Un amendement « surprise » du gouvernement au projet de loi de santé portant sur la transparence des comptes des établissements (prévoyant la transmission obligatoire des données comptables aux ARS) a gâché le week-end pascal de la Fédération de l’hospitalisation privée (FHP).

Déposé après le passage du texte en commission des affaires sociales, l’amendement qui a déclenché la colère de la Fédération fait paradoxalement réponse à deux plaintes déposées à Bruxelles par la FHP pour atteinte à la libre concurrence (via les aides de l’État sous forme de dotations MIGAC et les écarts de tarifs public/privé).

Grâce à cet amendement, le gouvernement entend rentrer dans les clous en adoptant la conception européenne de service d’intérêt économique général (SIEG), soumis à la loi du marché et à la concurrence.

Ces services (électricité, gaz, courrier, hôpital, logement, transport) sont soumis à des obligations spécifiques.

Contrôle accru des agences régionales de santé

Selon cet amendement, les activités de soins remboursées par l’assurance-maladie constituent bien un SIEG.

Dès lors, leur financement doit être contrôlé pour vérifier que les établissements n’en tirent pas un « bénéfice excessif », c’est pourquoi le gouvernement impose aux établissements de transmettre leurs comptes à leur agence régionale de santé (ARS). Les cliniques devraient également remettre les comptes de leurs organismes gestionnaires.

À partir de ce bilan comptable, les agences pourront ensuite vérifier « l’absence de surcompensation financière » (obligation attachée au SIEG) sur l’ensemble des soins dispensés. Les ARS peuvent même, le cas échéant, procéder à la récupération des sommes indues, indique l’amendement.
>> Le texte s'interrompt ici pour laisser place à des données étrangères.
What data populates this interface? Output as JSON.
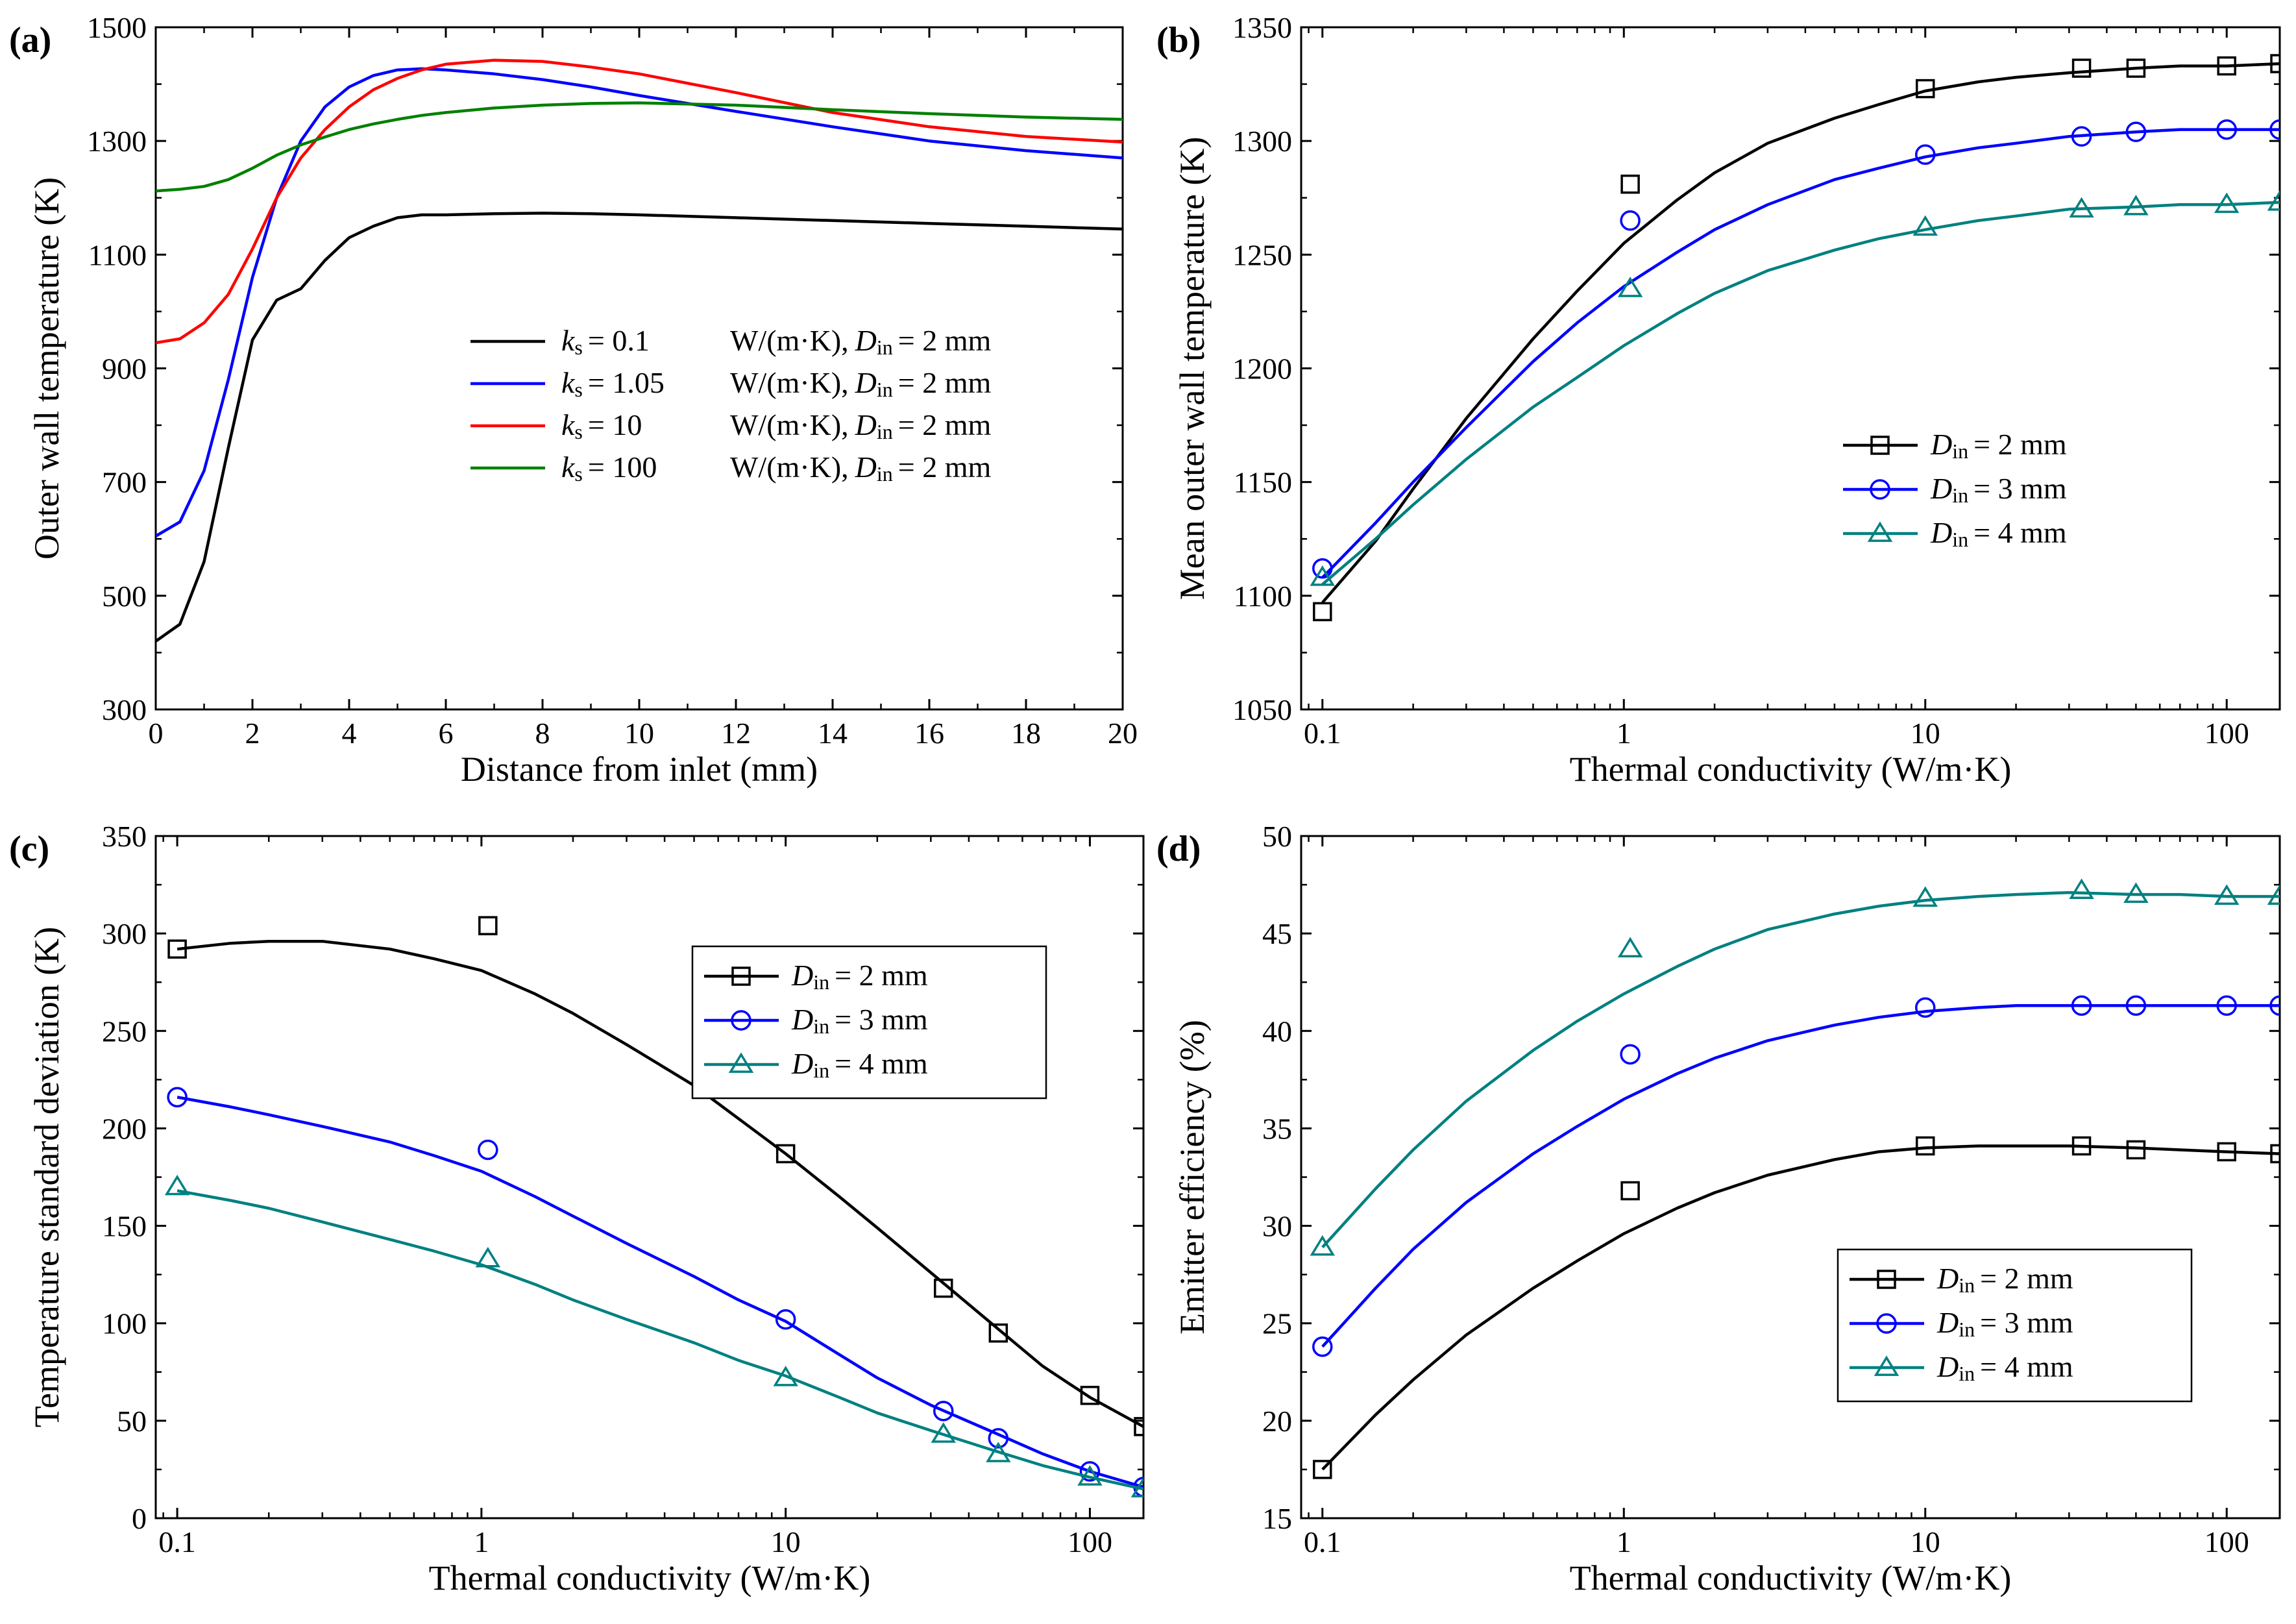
{
  "figure_label": "Four-panel figure",
  "chart_data": [
    {
      "id": "a",
      "panel_label": "(a)",
      "type": "line",
      "xscale": "linear",
      "xlabel": "Distance from inlet (mm)",
      "ylabel": "Outer wall temperature (K)",
      "xlim": [
        0,
        20
      ],
      "ylim": [
        300,
        1500
      ],
      "xticks": [
        0,
        2,
        4,
        6,
        8,
        10,
        12,
        14,
        16,
        18,
        20
      ],
      "xtick_labels": [
        "0",
        "2",
        "4",
        "6",
        "8",
        "10",
        "12",
        "14",
        "16",
        "18",
        "20"
      ],
      "yticks": [
        300,
        500,
        700,
        900,
        1100,
        1300,
        1500
      ],
      "ytick_labels": [
        "300",
        "500",
        "700",
        "900",
        "1100",
        "1300",
        "1500"
      ],
      "legend_position": "center-right",
      "series": [
        {
          "name": "ks = 0.1 W/(m·K), Din = 2 mm",
          "k_value": "0.1",
          "color": "#000000",
          "x": [
            0,
            0.5,
            1,
            1.5,
            2,
            2.5,
            3,
            3.5,
            4,
            4.5,
            5,
            5.5,
            6,
            7,
            8,
            9,
            10,
            12,
            14,
            16,
            18,
            20
          ],
          "y": [
            420,
            450,
            560,
            760,
            950,
            1020,
            1040,
            1090,
            1130,
            1150,
            1165,
            1170,
            1170,
            1172,
            1173,
            1172,
            1170,
            1165,
            1160,
            1155,
            1150,
            1145
          ]
        },
        {
          "name": "ks = 1.05 W/(m·K), Din = 2 mm",
          "k_value": "1.05",
          "color": "#0000ff",
          "x": [
            0,
            0.5,
            1,
            1.5,
            2,
            2.5,
            3,
            3.5,
            4,
            4.5,
            5,
            5.5,
            6,
            7,
            8,
            9,
            10,
            12,
            14,
            16,
            18,
            20
          ],
          "y": [
            605,
            630,
            720,
            880,
            1060,
            1200,
            1300,
            1360,
            1395,
            1415,
            1425,
            1427,
            1425,
            1418,
            1408,
            1395,
            1380,
            1352,
            1325,
            1300,
            1283,
            1270
          ]
        },
        {
          "name": "ks = 10 W/(m·K), Din = 2 mm",
          "k_value": "10",
          "color": "#ff0000",
          "x": [
            0,
            0.5,
            1,
            1.5,
            2,
            2.5,
            3,
            3.5,
            4,
            4.5,
            5,
            5.5,
            6,
            7,
            8,
            9,
            10,
            12,
            14,
            16,
            18,
            20
          ],
          "y": [
            945,
            952,
            980,
            1030,
            1110,
            1200,
            1270,
            1320,
            1360,
            1390,
            1410,
            1425,
            1435,
            1442,
            1440,
            1430,
            1418,
            1385,
            1350,
            1325,
            1308,
            1298
          ]
        },
        {
          "name": "ks = 100 W/(m·K), Din = 2 mm",
          "k_value": "100",
          "color": "#008000",
          "x": [
            0,
            0.5,
            1,
            1.5,
            2,
            2.5,
            3,
            3.5,
            4,
            4.5,
            5,
            5.5,
            6,
            7,
            8,
            9,
            10,
            12,
            14,
            16,
            18,
            20
          ],
          "y": [
            1212,
            1215,
            1220,
            1232,
            1252,
            1275,
            1293,
            1307,
            1320,
            1330,
            1338,
            1345,
            1350,
            1358,
            1363,
            1366,
            1367,
            1363,
            1355,
            1348,
            1342,
            1338
          ]
        }
      ],
      "legend": [
        {
          "sym": "k",
          "sub": "s",
          "eq": "= 0.1",
          "unit": "W/(m·K),",
          "sym2": "D",
          "sub2": "in",
          "eq2": "= 2 mm",
          "color": "#000000"
        },
        {
          "sym": "k",
          "sub": "s",
          "eq": "= 1.05",
          "unit": "W/(m·K),",
          "sym2": "D",
          "sub2": "in",
          "eq2": "= 2 mm",
          "color": "#0000ff"
        },
        {
          "sym": "k",
          "sub": "s",
          "eq": "= 10",
          "unit": "W/(m·K),",
          "sym2": "D",
          "sub2": "in",
          "eq2": "= 2 mm",
          "color": "#ff0000"
        },
        {
          "sym": "k",
          "sub": "s",
          "eq": "= 100",
          "unit": "W/(m·K),",
          "sym2": "D",
          "sub2": "in",
          "eq2": "= 2 mm",
          "color": "#008000"
        }
      ]
    },
    {
      "id": "b",
      "panel_label": "(b)",
      "type": "scatter",
      "xscale": "log",
      "xlabel": "Thermal conductivity (W/m·K)",
      "ylabel": "Mean outer wall temperature (K)",
      "xlim": [
        0.085,
        150
      ],
      "ylim": [
        1050,
        1350
      ],
      "xticks": [
        0.1,
        1,
        10,
        100
      ],
      "xtick_labels": [
        "0.1",
        "1",
        "10",
        "100"
      ],
      "yticks": [
        1050,
        1100,
        1150,
        1200,
        1250,
        1300,
        1350
      ],
      "ytick_labels": [
        "1050",
        "1100",
        "1150",
        "1200",
        "1250",
        "1300",
        "1350"
      ],
      "legend_position": "center-right",
      "series": [
        {
          "name": "Din = 2 mm",
          "label_d": "D",
          "label_sub": "in",
          "label_eq": "= 2 mm",
          "marker": "square",
          "color": "#000000",
          "points_x": [
            0.1,
            1.05,
            10,
            33,
            50,
            100,
            150
          ],
          "points_y": [
            1093,
            1281,
            1323,
            1332,
            1332,
            1333,
            1334
          ],
          "fit_x": [
            0.1,
            0.15,
            0.2,
            0.3,
            0.5,
            0.7,
            1,
            1.5,
            2,
            3,
            5,
            7,
            10,
            15,
            20,
            30,
            50,
            70,
            100,
            150
          ],
          "fit_y": [
            1097,
            1124,
            1147,
            1178,
            1213,
            1234,
            1255,
            1274,
            1286,
            1299,
            1310,
            1316,
            1322,
            1326,
            1328,
            1330,
            1332,
            1333,
            1333,
            1334
          ]
        },
        {
          "name": "Din = 3 mm",
          "label_d": "D",
          "label_sub": "in",
          "label_eq": "= 3 mm",
          "marker": "circle",
          "color": "#0000ff",
          "points_x": [
            0.1,
            1.05,
            10,
            33,
            50,
            100,
            150
          ],
          "points_y": [
            1112,
            1265,
            1294,
            1302,
            1304,
            1305,
            1305
          ],
          "fit_x": [
            0.1,
            0.15,
            0.2,
            0.3,
            0.5,
            0.7,
            1,
            1.5,
            2,
            3,
            5,
            7,
            10,
            15,
            20,
            30,
            50,
            70,
            100,
            150
          ],
          "fit_y": [
            1108,
            1132,
            1150,
            1174,
            1203,
            1220,
            1236,
            1251,
            1261,
            1272,
            1283,
            1288,
            1293,
            1297,
            1299,
            1302,
            1304,
            1305,
            1305,
            1305
          ]
        },
        {
          "name": "Din = 4 mm",
          "label_d": "D",
          "label_sub": "in",
          "label_eq": "= 4 mm",
          "marker": "triangle",
          "color": "#008080",
          "points_x": [
            0.1,
            1.05,
            10,
            33,
            50,
            100,
            150
          ],
          "points_y": [
            1108,
            1235,
            1262,
            1270,
            1271,
            1272,
            1273
          ],
          "fit_x": [
            0.1,
            0.15,
            0.2,
            0.3,
            0.5,
            0.7,
            1,
            1.5,
            2,
            3,
            5,
            7,
            10,
            15,
            20,
            30,
            50,
            70,
            100,
            150
          ],
          "fit_y": [
            1105,
            1125,
            1140,
            1160,
            1183,
            1196,
            1210,
            1224,
            1233,
            1243,
            1252,
            1257,
            1261,
            1265,
            1267,
            1270,
            1271,
            1272,
            1272,
            1273
          ]
        }
      ]
    },
    {
      "id": "c",
      "panel_label": "(c)",
      "type": "scatter",
      "xscale": "log",
      "xlabel": "Thermal conductivity (W/m·K)",
      "ylabel": "Temperature standard deviation (K)",
      "xlim": [
        0.085,
        150
      ],
      "ylim": [
        0,
        350
      ],
      "xticks": [
        0.1,
        1,
        10,
        100
      ],
      "xtick_labels": [
        "0.1",
        "1",
        "10",
        "100"
      ],
      "yticks": [
        0,
        50,
        100,
        150,
        200,
        250,
        300,
        350
      ],
      "ytick_labels": [
        "0",
        "50",
        "100",
        "150",
        "200",
        "250",
        "300",
        "350"
      ],
      "legend_position": "top-right",
      "series": [
        {
          "name": "Din = 2 mm",
          "label_d": "D",
          "label_sub": "in",
          "label_eq": "= 2 mm",
          "marker": "square",
          "color": "#000000",
          "points_x": [
            0.1,
            1.05,
            10,
            33,
            50,
            100,
            150
          ],
          "points_y": [
            292,
            304,
            187,
            118,
            95,
            63,
            47
          ],
          "fit_x": [
            0.1,
            0.15,
            0.2,
            0.3,
            0.5,
            0.7,
            1,
            1.5,
            2,
            3,
            5,
            7,
            10,
            15,
            20,
            30,
            50,
            70,
            100,
            150
          ],
          "fit_y": [
            292,
            295,
            296,
            296,
            292,
            287,
            281,
            269,
            259,
            243,
            222,
            205,
            187,
            165,
            149,
            126,
            97,
            78,
            62,
            47
          ]
        },
        {
          "name": "Din = 3 mm",
          "label_d": "D",
          "label_sub": "in",
          "label_eq": "= 3 mm",
          "marker": "circle",
          "color": "#0000ff",
          "points_x": [
            0.1,
            1.05,
            10,
            33,
            50,
            100,
            150
          ],
          "points_y": [
            216,
            189,
            102,
            55,
            41,
            24,
            16
          ],
          "fit_x": [
            0.1,
            0.15,
            0.2,
            0.3,
            0.5,
            0.7,
            1,
            1.5,
            2,
            3,
            5,
            7,
            10,
            15,
            20,
            30,
            50,
            70,
            100,
            150
          ],
          "fit_y": [
            216,
            211,
            207,
            201,
            193,
            186,
            178,
            165,
            155,
            141,
            124,
            112,
            101,
            84,
            72,
            58,
            43,
            33,
            24,
            16
          ]
        },
        {
          "name": "Din = 4 mm",
          "label_d": "D",
          "label_sub": "in",
          "label_eq": "= 4 mm",
          "marker": "triangle",
          "color": "#008080",
          "points_x": [
            0.1,
            1.05,
            10,
            33,
            50,
            100,
            150
          ],
          "points_y": [
            170,
            133,
            72,
            43,
            33,
            21,
            15
          ],
          "fit_x": [
            0.1,
            0.15,
            0.2,
            0.3,
            0.5,
            0.7,
            1,
            1.5,
            2,
            3,
            5,
            7,
            10,
            15,
            20,
            30,
            50,
            70,
            100,
            150
          ],
          "fit_y": [
            168,
            163,
            159,
            152,
            143,
            137,
            130,
            120,
            112,
            102,
            90,
            81,
            73,
            62,
            54,
            45,
            34,
            27,
            21,
            15
          ]
        }
      ]
    },
    {
      "id": "d",
      "panel_label": "(d)",
      "type": "scatter",
      "xscale": "log",
      "xlabel": "Thermal conductivity (W/m·K)",
      "ylabel": "Emitter efficiency (%)",
      "xlim": [
        0.085,
        150
      ],
      "ylim": [
        15,
        50
      ],
      "xticks": [
        0.1,
        1,
        10,
        100
      ],
      "xtick_labels": [
        "0.1",
        "1",
        "10",
        "100"
      ],
      "yticks": [
        15,
        20,
        25,
        30,
        35,
        40,
        45,
        50
      ],
      "ytick_labels": [
        "15",
        "20",
        "25",
        "30",
        "35",
        "40",
        "45",
        "50"
      ],
      "legend_position": "bottom-right",
      "series": [
        {
          "name": "Din = 2 mm",
          "label_d": "D",
          "label_sub": "in",
          "label_eq": "= 2 mm",
          "marker": "square",
          "color": "#000000",
          "points_x": [
            0.1,
            1.05,
            10,
            33,
            50,
            100,
            150
          ],
          "points_y": [
            17.5,
            31.8,
            34.1,
            34.1,
            33.9,
            33.8,
            33.7
          ],
          "fit_x": [
            0.1,
            0.15,
            0.2,
            0.3,
            0.5,
            0.7,
            1,
            1.5,
            2,
            3,
            5,
            7,
            10,
            15,
            20,
            30,
            50,
            70,
            100,
            150
          ],
          "fit_y": [
            17.5,
            20.3,
            22.1,
            24.4,
            26.8,
            28.2,
            29.6,
            30.9,
            31.7,
            32.6,
            33.4,
            33.8,
            34.0,
            34.1,
            34.1,
            34.1,
            34.0,
            33.9,
            33.8,
            33.7
          ]
        },
        {
          "name": "Din = 3 mm",
          "label_d": "D",
          "label_sub": "in",
          "label_eq": "= 3 mm",
          "marker": "circle",
          "color": "#0000ff",
          "points_x": [
            0.1,
            1.05,
            10,
            33,
            50,
            100,
            150
          ],
          "points_y": [
            23.8,
            38.8,
            41.2,
            41.3,
            41.3,
            41.3,
            41.3
          ],
          "fit_x": [
            0.1,
            0.15,
            0.2,
            0.3,
            0.5,
            0.7,
            1,
            1.5,
            2,
            3,
            5,
            7,
            10,
            15,
            20,
            30,
            50,
            70,
            100,
            150
          ],
          "fit_y": [
            23.8,
            26.8,
            28.8,
            31.2,
            33.7,
            35.1,
            36.5,
            37.8,
            38.6,
            39.5,
            40.3,
            40.7,
            41.0,
            41.2,
            41.3,
            41.3,
            41.3,
            41.3,
            41.3,
            41.3
          ]
        },
        {
          "name": "Din = 4 mm",
          "label_d": "D",
          "label_sub": "in",
          "label_eq": "= 4 mm",
          "marker": "triangle",
          "color": "#008080",
          "points_x": [
            0.1,
            1.05,
            10,
            33,
            50,
            100,
            150
          ],
          "points_y": [
            28.9,
            44.2,
            46.8,
            47.2,
            47.0,
            46.9,
            46.9
          ],
          "fit_x": [
            0.1,
            0.15,
            0.2,
            0.3,
            0.5,
            0.7,
            1,
            1.5,
            2,
            3,
            5,
            7,
            10,
            15,
            20,
            30,
            50,
            70,
            100,
            150
          ],
          "fit_y": [
            28.9,
            31.9,
            33.9,
            36.4,
            39.0,
            40.5,
            41.9,
            43.3,
            44.2,
            45.2,
            46.0,
            46.4,
            46.7,
            46.9,
            47.0,
            47.1,
            47.0,
            47.0,
            46.9,
            46.9
          ]
        }
      ]
    }
  ]
}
Un décret sera chargé de préciser les modalités d’application et de contrôle.

Mesure méprisante pour les cliniques

« Surpris, choqué et extrêmement inquiet » par cette « surprise » dont il a pris connaissance le week-end dernier, Lamine Gharbi, président de la FHP, dénonce un amendement « déposé en catimini », « extrêmement dangereux par son imprécision, à la fois sur les règles d’application et sur l’absence de garanties sur la mise en œuvre de ces règles ». « Cela dénote du mépris le plus total et le plus élémentaire du gouvernement à notre égard », juge-t-il.
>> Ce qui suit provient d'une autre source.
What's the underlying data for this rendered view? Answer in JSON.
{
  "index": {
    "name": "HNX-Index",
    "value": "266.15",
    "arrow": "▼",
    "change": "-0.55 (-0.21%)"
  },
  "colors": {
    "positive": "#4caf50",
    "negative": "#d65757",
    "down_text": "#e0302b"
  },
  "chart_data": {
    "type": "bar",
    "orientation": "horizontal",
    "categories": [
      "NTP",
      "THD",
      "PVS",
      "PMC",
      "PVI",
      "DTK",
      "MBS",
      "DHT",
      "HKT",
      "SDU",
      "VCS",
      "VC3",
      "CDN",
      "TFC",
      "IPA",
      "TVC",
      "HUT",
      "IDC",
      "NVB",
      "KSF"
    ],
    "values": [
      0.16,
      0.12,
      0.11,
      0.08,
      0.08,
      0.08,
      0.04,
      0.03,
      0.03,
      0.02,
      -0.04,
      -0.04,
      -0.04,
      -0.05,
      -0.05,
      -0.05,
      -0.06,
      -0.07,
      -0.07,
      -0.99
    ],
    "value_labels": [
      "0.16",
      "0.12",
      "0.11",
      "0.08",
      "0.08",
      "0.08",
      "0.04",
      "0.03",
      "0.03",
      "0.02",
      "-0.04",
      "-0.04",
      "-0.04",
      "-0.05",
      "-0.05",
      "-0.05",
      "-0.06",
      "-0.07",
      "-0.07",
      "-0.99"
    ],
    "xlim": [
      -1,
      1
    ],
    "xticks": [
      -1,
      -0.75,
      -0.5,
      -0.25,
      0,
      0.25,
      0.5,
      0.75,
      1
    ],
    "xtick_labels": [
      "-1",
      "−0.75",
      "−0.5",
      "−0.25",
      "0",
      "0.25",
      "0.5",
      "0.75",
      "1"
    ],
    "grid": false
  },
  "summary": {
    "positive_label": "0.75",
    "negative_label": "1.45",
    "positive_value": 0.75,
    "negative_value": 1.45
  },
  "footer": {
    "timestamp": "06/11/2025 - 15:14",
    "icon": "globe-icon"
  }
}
La FHP ajoute que cette initiative (la reconnaissance de l’activité de soins comme un SIEG) ouvre la porte à un contentieux européen sur la convergence tarifaire.

Effet boomerang

Favorable à la suppression de l’amendement incriminé, la FHP estime néanmoins qu’en cas d’adoption, la reconnaissance de l’activité de soins comme SIEG pourrait rebattre les cartes sur l’éviction des cliniques du secteur public hospitalier, pour cause de dépassements d’honoraires.

« Si l’activité de soins est une activité de service public, alors toutes les cliniques ont vocation à faire partie du service public hospitalier », argumente la FHP. L’examen par les députés de cet amendement polémique devrait avoir lieu avant la fin de la semaine.